Thermal motion of skyrmion arrays in granular films

TL;DR

This study investigates how grain boundaries in granular films influence the thermally-driven diffusion of skyrmions, revealing two distinct regimes of interaction that affect their mobility and clustering behavior.

Contribution

It provides new insights into the interaction between skyrmions and grain boundaries, highlighting the impact on skyrmion diffusion and clustering in granular magnetic films.

Findings

Grain boundaries reduce skyrmion diffusion at longer times for certain grain sizes.

Grain boundaries enhance effective diffusion at shorter times due to gyrotropic motion.
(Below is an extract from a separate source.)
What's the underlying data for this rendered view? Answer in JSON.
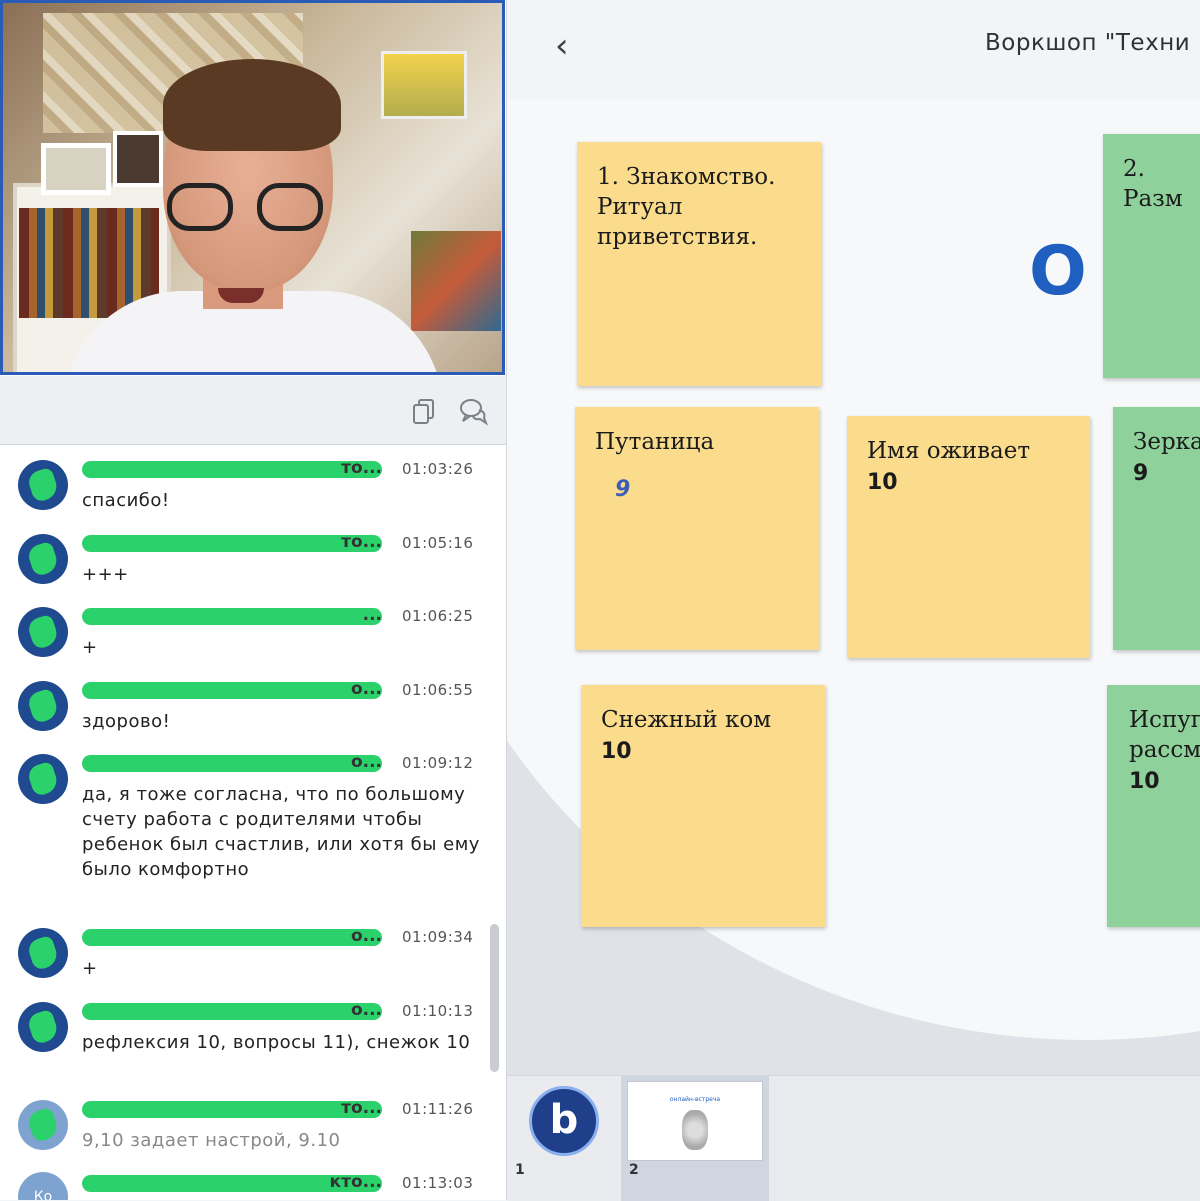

Skyrmion clustering occurs in grains with lower magnetic anisotropy for larger grain sizes.

Abstract

Magnetic skyrmions are topologically-distinct swirls of magnetic moments which display particle-like behaviour, including the ability to undergo thermally-driven diffusion. In this paper we study the thermally activated motion of arrays of skyrmions using temperature dependent micromagnetic simulations where the skyrmions form spontaneously. In particular, we study the interaction of skyrmions with grain boundaries, which are a typical feature of sputtered ultrathin films used in experimental devices. We find the interactions lead to two distinct regimes. For longer lag times the grains lead to a reduction in the diffusion coefficient, which is strongest for grain sizes similar to the skyrmion diameter. At shorter lag times the presence of grains enhances the effective diffusion coefficient due to the gyrotropic motion of the skyrmions induced by their interactions with grain boundaries. For grain sizes significantly larger than the skyrmion diameter clustering of the skyrmions occurs in grains with lower magnetic anisotropy.